Fire service personnel found Mr Tyler’s body when they accessed the drain via a maintenance hatch. He had been sucked down 15 feet and then into a connecting pipe, he had then been dragged 200ft until his body was lodged at a bend.
Union local President Ed Bennett said, ‘ If you saw the drain and the water, you really wouldn’t expect that cleaning the drain could put your life at risk. Still, DEP ( Department of Environmental Protection) had a responsibility to evaluate the job for any possible hazards, which could have prevented this tragedy.’
The Tragic Fact: Water, Fire, Weight, Height and Electricity Kill
It is the terrible consequence of being taken into that pipe that haunts me a little bit. I am not going to speculate on exactly what happened after Mr Tyler went under. I have looked for the findings of the Public Employee Safety and Health Bureau investigation and I cannot locate it online.
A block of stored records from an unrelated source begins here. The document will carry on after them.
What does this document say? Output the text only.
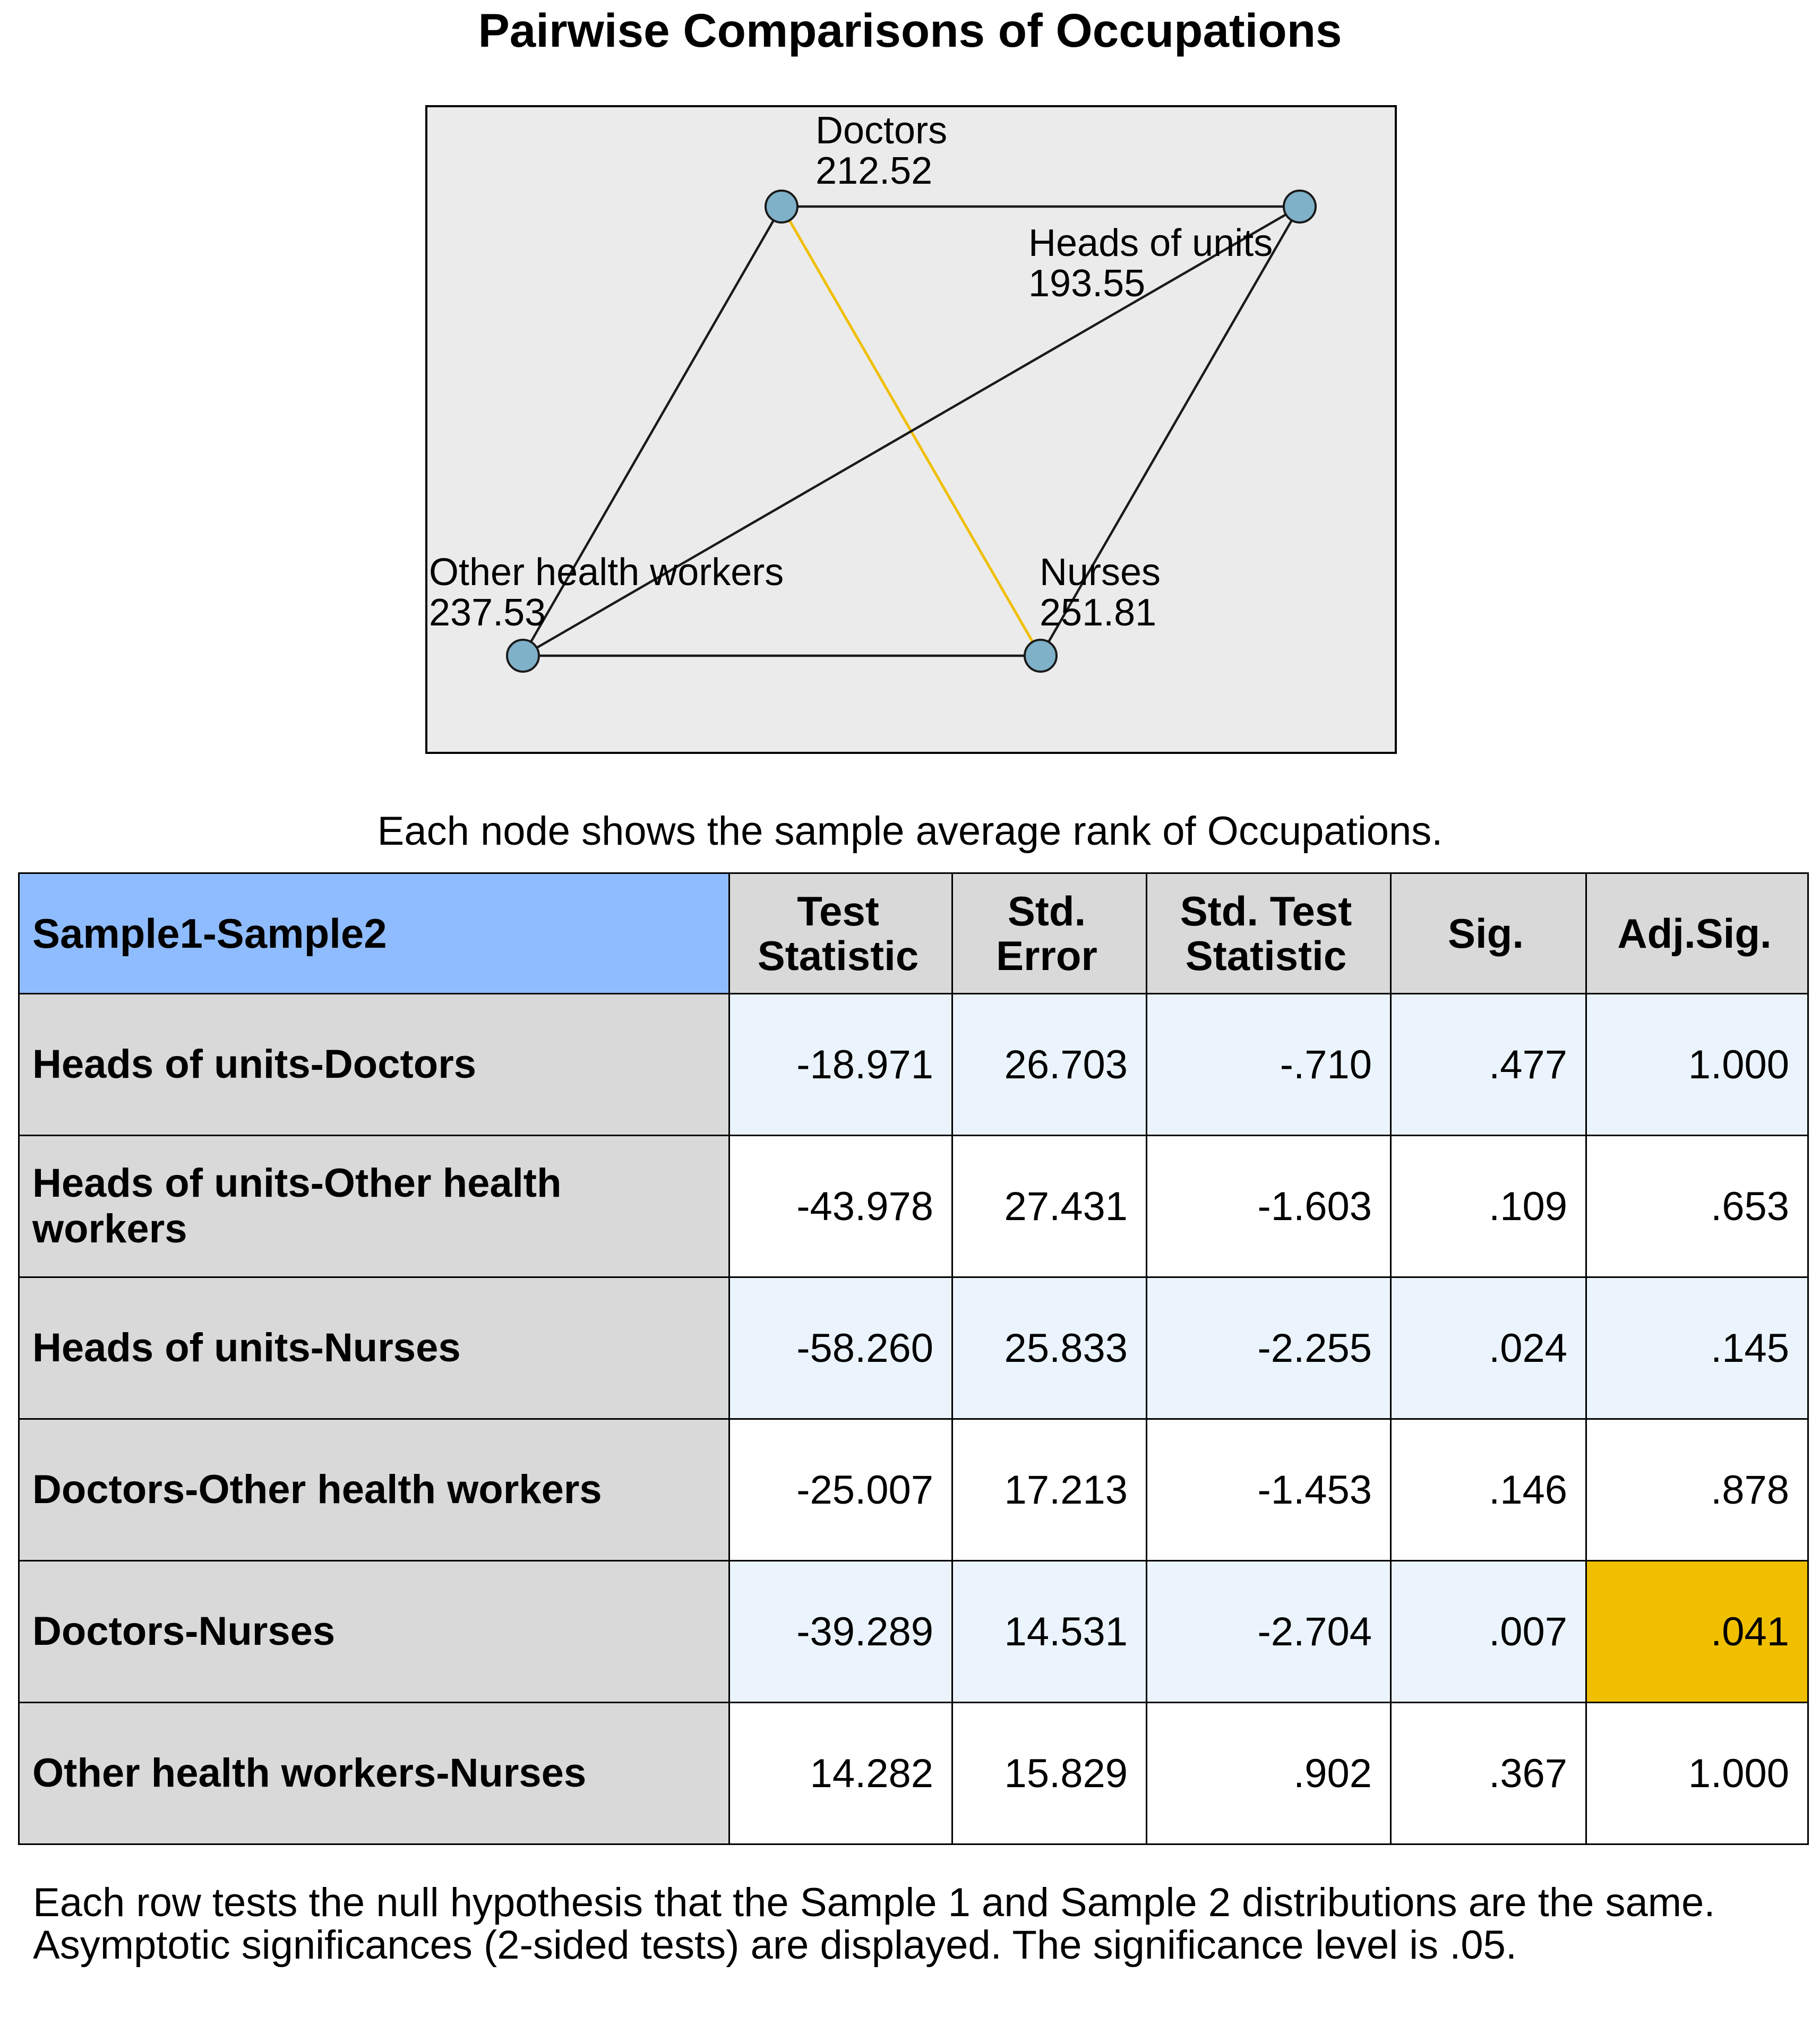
Pairwise Comparisons of Occupations
Doctors
212.52
Heads of units
193.55
Other health workers
237.53
Nurses
251.81
Each node shows the sample average rank of Occupations.
Sample1-Sample2	Test Statistic	Std. Error	Std. Test Statistic	Sig.	Adj.Sig.
Heads of units-Doctors	-18.971	26.703	-.710	.477	1.000
Heads of units-Other health workers	-43.978	27.431	-1.603	.109	.653
Heads of units-Nurses	-58.260	25.833	-2.255	.024	.145
Doctors-Other health workers	-25.007	17.213	-1.453	.146	.878
Doctors-Nurses	-39.289	14.531	-2.704	.007	.041
Other health workers-Nurses	14.282	15.829	.902	.367	1.000
Each row tests the null hypothesis that the Sample 1 and Sample 2 distributions are the same.
Asymptotic significances (2-sided tests) are displayed. The significance level is .05.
At the time the local DEP were criticised for not providing a tripod support for harnesses and for providing no information about the risks involved ahead of time. I can’t comment on if they were finally found at fault. I can say that in 2 foot of water nothing usually looks dangerous.
Now I have heard this story of course my approach would be cautious. Unfortunately that is how health and safety has progressed. Our own safety has often been assured because of people like Archie Tyler. Honestly speaking? If I had been on that crew on that day in 2001, I might have been the one with the rake, all the while thinking, ‘ This won’t take long.’